Por fim, o projeto aposta numa forma de política-espetáculo, onde o absurdo da vida se traduz em absurdo estético. Em consequência, são permitidas imagens tremidas, fora de foco, com captação amadora de som e luz. Maresco acredita na necessidade de encontrar uma forma à altura de seu conteúdo: de nada adiantaria efetuar um retrato elegante e clássico-narrativo para um sistema ilegal, a corrupção generalizada e a memória coletiva falha. Apesar de explicações simples no início, ele se revela um cronista astuto ao longo desta experiência, atacando eufemismos (quando se diz que Falcone e Borsellino “partiram”, ao invés de “foram assassinados”), sublinhando contradições de pensamento e conveniências políticas.
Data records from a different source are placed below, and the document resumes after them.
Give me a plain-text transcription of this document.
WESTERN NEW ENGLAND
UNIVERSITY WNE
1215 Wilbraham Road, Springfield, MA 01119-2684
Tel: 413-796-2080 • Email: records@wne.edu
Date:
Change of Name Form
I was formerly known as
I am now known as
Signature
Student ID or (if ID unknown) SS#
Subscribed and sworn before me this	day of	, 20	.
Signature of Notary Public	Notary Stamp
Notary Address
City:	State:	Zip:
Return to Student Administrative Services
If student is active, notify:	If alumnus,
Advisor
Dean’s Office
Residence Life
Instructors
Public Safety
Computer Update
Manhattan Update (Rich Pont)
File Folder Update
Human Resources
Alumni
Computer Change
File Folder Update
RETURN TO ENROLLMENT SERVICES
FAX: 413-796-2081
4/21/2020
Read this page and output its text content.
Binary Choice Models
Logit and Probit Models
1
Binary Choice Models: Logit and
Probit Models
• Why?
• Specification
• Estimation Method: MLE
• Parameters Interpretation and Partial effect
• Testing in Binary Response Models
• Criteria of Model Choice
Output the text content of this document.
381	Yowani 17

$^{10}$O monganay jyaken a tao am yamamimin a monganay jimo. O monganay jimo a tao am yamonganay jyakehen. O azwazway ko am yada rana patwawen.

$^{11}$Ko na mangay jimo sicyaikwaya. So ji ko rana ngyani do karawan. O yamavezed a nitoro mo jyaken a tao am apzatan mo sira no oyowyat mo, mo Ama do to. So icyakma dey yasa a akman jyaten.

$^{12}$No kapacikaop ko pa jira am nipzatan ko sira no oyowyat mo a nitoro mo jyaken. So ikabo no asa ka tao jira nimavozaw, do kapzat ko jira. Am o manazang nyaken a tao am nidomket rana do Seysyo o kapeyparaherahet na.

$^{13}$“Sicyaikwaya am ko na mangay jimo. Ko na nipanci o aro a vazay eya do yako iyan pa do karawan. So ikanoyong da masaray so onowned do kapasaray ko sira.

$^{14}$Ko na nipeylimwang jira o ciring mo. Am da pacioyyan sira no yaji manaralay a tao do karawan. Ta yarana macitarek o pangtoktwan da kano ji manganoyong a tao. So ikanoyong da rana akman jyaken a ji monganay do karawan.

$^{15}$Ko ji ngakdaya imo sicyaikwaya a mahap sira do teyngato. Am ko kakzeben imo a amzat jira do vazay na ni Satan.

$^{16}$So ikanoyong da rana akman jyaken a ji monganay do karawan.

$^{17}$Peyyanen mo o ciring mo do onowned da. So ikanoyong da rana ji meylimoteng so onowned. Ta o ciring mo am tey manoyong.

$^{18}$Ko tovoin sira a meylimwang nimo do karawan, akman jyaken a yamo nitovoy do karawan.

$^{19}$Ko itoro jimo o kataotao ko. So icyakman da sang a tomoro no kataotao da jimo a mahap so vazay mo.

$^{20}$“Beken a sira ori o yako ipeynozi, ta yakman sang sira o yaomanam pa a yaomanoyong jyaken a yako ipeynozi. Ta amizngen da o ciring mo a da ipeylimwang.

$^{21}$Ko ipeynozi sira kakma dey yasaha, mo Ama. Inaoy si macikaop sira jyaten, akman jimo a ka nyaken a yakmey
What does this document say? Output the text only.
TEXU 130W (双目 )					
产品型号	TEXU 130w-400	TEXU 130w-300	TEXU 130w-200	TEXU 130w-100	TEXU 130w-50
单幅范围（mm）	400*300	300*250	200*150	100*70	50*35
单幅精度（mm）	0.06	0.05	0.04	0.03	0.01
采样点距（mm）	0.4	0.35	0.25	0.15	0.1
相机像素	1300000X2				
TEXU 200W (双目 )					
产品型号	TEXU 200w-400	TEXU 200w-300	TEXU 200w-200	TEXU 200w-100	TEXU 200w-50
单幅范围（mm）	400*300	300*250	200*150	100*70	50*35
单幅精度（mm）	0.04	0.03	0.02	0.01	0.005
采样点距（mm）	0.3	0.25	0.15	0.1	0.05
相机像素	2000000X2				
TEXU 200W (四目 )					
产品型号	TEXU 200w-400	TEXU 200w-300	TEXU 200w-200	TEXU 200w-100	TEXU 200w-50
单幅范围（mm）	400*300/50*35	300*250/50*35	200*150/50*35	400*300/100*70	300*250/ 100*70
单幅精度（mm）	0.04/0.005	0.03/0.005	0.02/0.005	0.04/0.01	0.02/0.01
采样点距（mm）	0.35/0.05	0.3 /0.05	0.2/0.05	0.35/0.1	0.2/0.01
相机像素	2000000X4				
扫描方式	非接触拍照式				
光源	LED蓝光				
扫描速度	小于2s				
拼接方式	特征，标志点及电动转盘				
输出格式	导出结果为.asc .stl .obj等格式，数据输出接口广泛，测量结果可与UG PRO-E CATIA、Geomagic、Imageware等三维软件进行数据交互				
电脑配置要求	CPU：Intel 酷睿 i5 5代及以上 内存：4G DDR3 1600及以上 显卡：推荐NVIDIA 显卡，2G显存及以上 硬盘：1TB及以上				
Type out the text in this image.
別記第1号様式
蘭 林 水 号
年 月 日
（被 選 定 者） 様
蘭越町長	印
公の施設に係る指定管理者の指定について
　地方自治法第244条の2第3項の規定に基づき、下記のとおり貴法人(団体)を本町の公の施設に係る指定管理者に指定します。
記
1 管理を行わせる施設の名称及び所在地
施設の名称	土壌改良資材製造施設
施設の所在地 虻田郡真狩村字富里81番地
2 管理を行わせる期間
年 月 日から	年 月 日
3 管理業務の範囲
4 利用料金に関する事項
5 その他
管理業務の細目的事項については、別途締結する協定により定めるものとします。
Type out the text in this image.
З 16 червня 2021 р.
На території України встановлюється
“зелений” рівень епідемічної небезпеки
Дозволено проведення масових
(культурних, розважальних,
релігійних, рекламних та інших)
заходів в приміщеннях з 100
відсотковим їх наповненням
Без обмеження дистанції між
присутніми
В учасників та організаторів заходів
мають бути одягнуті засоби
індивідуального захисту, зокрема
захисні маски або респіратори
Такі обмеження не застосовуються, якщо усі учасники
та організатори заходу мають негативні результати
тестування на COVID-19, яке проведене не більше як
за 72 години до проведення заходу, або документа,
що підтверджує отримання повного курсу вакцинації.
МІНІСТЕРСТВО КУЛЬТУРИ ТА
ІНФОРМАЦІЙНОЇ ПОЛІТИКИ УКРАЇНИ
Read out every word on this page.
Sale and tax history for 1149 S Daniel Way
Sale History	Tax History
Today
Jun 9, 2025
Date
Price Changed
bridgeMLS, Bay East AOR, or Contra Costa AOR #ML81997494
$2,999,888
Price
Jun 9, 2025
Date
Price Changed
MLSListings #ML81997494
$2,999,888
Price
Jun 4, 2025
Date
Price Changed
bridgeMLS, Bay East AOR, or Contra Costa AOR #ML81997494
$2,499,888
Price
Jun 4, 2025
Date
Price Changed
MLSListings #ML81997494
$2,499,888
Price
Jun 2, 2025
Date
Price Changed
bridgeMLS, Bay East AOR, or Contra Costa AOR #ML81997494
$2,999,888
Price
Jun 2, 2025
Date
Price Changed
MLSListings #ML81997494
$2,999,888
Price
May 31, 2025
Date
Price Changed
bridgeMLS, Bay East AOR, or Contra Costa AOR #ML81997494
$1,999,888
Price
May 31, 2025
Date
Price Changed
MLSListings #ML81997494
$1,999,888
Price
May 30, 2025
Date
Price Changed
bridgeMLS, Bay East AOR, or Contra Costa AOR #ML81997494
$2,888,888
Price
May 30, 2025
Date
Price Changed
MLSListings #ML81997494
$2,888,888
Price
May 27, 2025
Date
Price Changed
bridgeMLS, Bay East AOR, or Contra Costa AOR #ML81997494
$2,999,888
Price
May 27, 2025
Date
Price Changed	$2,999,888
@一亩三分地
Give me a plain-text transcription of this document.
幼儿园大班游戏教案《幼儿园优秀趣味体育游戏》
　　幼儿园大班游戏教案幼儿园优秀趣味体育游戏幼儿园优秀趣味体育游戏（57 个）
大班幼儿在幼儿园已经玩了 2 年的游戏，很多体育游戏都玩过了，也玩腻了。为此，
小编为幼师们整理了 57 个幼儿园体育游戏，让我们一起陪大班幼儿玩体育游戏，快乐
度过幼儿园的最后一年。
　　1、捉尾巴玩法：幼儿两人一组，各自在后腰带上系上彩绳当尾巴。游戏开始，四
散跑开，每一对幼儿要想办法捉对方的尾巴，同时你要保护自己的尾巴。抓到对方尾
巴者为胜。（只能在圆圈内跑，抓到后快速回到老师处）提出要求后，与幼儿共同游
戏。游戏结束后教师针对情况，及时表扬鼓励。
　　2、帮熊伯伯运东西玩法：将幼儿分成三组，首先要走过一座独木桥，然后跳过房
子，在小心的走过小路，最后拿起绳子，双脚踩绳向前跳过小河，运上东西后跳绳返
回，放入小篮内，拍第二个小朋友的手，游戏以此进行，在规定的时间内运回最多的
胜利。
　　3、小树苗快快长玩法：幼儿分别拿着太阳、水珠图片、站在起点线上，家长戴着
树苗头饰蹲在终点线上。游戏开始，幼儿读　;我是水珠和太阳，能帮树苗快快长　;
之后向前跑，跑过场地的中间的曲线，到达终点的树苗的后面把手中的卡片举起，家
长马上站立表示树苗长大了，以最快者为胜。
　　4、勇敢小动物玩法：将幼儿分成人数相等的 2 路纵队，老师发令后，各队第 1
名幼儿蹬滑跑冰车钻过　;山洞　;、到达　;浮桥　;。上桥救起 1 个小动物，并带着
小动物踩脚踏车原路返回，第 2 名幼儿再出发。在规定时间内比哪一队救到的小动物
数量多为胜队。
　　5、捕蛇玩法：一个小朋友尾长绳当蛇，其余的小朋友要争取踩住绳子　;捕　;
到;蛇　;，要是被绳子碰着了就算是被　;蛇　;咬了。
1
Ciccio Mira, que organiza eventos tanto para mafiosos quanto para seus combatentes, representa a figura máxima desta malandragem à italiana, tentando fugir às perguntas pela tangente, empregando meias-palavras, e finalmente respondendo “No comments”, em inglês. Em certa medida, este constitui o objetivo do criador: encurralar os indivíduos coniventes com a máfia, testando a sustentação de seu discurso. Para o bem ou para o mal, o resultado explicita a comunicação agressiva dos tempos da política da lacração, mais acusativa do que propositiva.

Filme visto online no 8 ½ Festa do Cinema Italiano, em junho de 2021.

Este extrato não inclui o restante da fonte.